Ray: Rob hat uns einfach geraten, die Schere aus dem Kopf zu nehmen und sämtlichen Schnapsideen in Bezug auf Arrangements oder Instrumentierung freien Lauf zu lassen. Er hat uns geholfen, den Sound zu kreieren, den wir uns in unserem Kopf vorstellten. Einer der wichtigsten Momente während der Produktion war der, als Rob mit einem Keyboard ins Studio kam, weil wir uns bei einem Song ein Piano wünschten. Also spielte er ein paar Töne und ich glaube, das hat bei uns endgültig sämtliche Fesseln gelöst.


Wie kam es zur Zusammenarbeit mit Liza Minelli und wie ist die Frau denn so?

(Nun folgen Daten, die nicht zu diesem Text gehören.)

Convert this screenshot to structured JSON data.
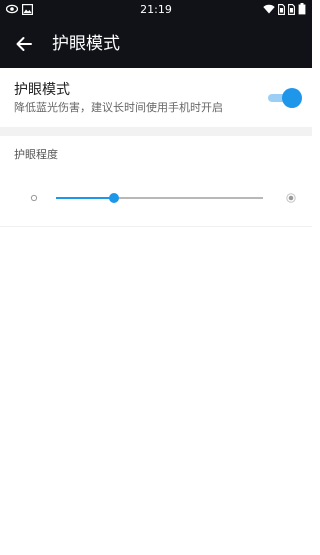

Frank: Supernett. Aber wir haben mit ihr nur am Telefon gesprochen, denn als sie ihren Part eingesungen hat, war sie in New York und wir in L.A. Sie spielt die titelgebende “Mama” in dem Song und sollte ihren Teil lediglich singen, hatte aber ein paar eigene Ideen, wie man ihre Rolle noch dramatischer und theatralischer gestalten könne. Also kichert sie am Ende des Songs zunächst hysterisch, bevor ihr Lachen in trauriges Schluchzen übergeht. Das klingt echt gruselig.

Als ich kürzlich eure DVD “Life On The Murder Scene” schaute, fiel mir auf, das in der zweistündigen Doku über eure Karriere nicht ein einziges Mal ein Mädchen auftaucht – keine Freundin, keine weiblichen Fans, nichts dergleichen. Wie kommt es bei so wenig anwesender Weiblichkeit zu Songs wie “I Don’t Love You”?
Gerard: Es gab, gibt und wird niemals irgendeine Form von Proskimuität in unserer Band geben. My Chemical Romance feiern keine ausschweifenden Aftershow-Partys oder sind in irgendeiner anderen Weise “typisch Rock’n’Roll”. Deshalb waren wir uns auch einig, dass jegliche Art von Intimität oder Privatleben nichts auf der DVD zu suchen hat. Auf der anderen Seite sind Beziehungen natürlich Teil – wichtiger Teil – unsere Lebens und damit natürlich auch ein elementarer Aspekt in den Songs unseres neuen Albums. Ob solche Lieder wie “I Don’t Love You” direkt mit mir oder meinem derzeitigen Gemütszustand zu tun haben, würde ich aber gerne offen lassen.